Durante varias semanas no leyó casi nada. Luego, una noche de finales de noviembre, cogió un libro de William Faulkner (
El ruido y la furia
), lo abrió al azar y tropezó con estas palabras en medio de una frase: «…hasta que un día, con mucha repugnancia, lo arriesga todo al ciego azar de una sola carta….»

Gorriones, cardenales, pájaros carboneros, arrendajos. Esos eran los únicos pájaros que quedaban en el bosque. Y los cuervos. Esos eran los mejores de todos, en opinión de Nashe. De vez en cuando calaban sobre el prado, lanzando sus extraños y estrangulados gritos, y él interrumpía lo que estaba haciendo para verlos pasar sobre su cabeza. Le encantaba lo repentino de sus idas y venidas, la forma en que aparecían y desaparecían, sin ninguna razón aparente.

De pie junto al remolque a primera hora de la mañana, miraba por entre los árboles pelados y veía el perfil de la casa de Flower y Stone. Algunas mañanas, sin embargo, la niebla era demasiado densa para poder ver a esa distancia. Hasta el muro desaparecía entonces y tenía que escudriñar el prado largo rato para poder distinguir entre las piedras grises y el aire gris que las rodeaba.

Nunca se había considerado un hombre destinado a grandes cosas. Toda su vida había supuesto que era como todo el mundo. Ahora, poco a poco, empezó a pensar que estaba equivocado.

Durante aquellos días se acordaba más que nunca de la colección de objetos de Flower: los pañuelos, las gafas, los anillos, las montañas de absurdos recuerdos. Tenía la impresión de que cada dos horas aparecería uno nuevo en su cabeza. Sin embargo, esto no le perturbaba, sólo le asombraba.

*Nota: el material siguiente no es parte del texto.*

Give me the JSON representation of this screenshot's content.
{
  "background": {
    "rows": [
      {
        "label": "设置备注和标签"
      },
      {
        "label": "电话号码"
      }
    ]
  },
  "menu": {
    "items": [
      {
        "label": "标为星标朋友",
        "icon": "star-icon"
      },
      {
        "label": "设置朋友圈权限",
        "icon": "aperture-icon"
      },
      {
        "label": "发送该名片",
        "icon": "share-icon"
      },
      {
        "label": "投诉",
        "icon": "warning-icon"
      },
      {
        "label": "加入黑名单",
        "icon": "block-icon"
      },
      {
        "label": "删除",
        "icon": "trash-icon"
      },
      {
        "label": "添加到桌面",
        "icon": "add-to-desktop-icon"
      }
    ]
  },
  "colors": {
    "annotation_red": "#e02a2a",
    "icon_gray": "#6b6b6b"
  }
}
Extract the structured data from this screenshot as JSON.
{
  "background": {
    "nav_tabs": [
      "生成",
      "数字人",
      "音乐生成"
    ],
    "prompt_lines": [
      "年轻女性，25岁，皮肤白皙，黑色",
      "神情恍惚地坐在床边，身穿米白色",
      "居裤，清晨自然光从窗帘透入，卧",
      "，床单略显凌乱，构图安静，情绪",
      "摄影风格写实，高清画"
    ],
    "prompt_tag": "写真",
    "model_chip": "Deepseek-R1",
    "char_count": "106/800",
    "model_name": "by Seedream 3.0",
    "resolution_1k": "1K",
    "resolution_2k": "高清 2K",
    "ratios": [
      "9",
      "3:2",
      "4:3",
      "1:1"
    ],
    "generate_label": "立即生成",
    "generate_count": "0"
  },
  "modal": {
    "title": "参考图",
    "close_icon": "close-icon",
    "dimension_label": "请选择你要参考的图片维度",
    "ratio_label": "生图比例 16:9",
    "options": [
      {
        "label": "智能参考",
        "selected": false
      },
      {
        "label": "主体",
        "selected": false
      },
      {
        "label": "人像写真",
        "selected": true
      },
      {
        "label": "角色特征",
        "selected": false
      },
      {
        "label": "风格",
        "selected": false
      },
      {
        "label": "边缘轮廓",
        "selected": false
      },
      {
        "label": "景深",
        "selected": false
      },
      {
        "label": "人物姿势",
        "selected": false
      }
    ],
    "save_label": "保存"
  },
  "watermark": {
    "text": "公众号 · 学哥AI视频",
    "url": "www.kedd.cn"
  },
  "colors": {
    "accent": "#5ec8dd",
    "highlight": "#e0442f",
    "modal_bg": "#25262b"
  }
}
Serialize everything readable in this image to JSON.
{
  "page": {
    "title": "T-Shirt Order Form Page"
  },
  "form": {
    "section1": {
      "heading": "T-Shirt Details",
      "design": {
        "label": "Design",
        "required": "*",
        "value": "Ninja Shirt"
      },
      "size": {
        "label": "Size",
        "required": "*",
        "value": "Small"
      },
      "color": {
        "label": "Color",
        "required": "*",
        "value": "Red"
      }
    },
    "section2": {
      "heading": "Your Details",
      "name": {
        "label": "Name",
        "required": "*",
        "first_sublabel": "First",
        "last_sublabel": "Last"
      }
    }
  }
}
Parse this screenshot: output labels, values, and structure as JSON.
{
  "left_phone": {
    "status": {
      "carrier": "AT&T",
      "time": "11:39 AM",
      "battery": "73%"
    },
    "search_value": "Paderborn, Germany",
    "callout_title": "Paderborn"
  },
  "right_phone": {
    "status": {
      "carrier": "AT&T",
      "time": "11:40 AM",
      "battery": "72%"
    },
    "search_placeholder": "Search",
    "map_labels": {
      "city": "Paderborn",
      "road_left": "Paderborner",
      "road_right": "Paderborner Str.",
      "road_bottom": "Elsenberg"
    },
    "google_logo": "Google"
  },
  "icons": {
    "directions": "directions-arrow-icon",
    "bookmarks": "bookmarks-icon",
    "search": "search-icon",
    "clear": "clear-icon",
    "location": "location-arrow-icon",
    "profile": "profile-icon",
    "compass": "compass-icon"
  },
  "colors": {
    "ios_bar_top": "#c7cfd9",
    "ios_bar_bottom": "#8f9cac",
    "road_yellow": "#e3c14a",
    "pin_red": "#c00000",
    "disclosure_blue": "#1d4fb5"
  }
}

Cada noche, antes de acostarse, anotaba el número de piedras que había añadido al muro ese día. Las cifras en sí mismas no le importaban, pero cuando la lista tuvo diez o doce anotaciones empezó a encontrar placer en la simple acumulación, y estudiaba los resultados de la misma forma en que en otros tiempos había leído los cuadros de los resultados del boxeo en el periódico de la mañana. Al principio supuso que era un placer puramente estadístico, pero al cabo de un tiempo intuyó que satisfacía alguna necesidad interior, una compulsión de seguirse la pista y saber siempre dónde estaba. A principios de diciembre empezó a considerarlo un diario, un cuaderno de bitácora en el que los números representaban sus pensamientos más íntimos.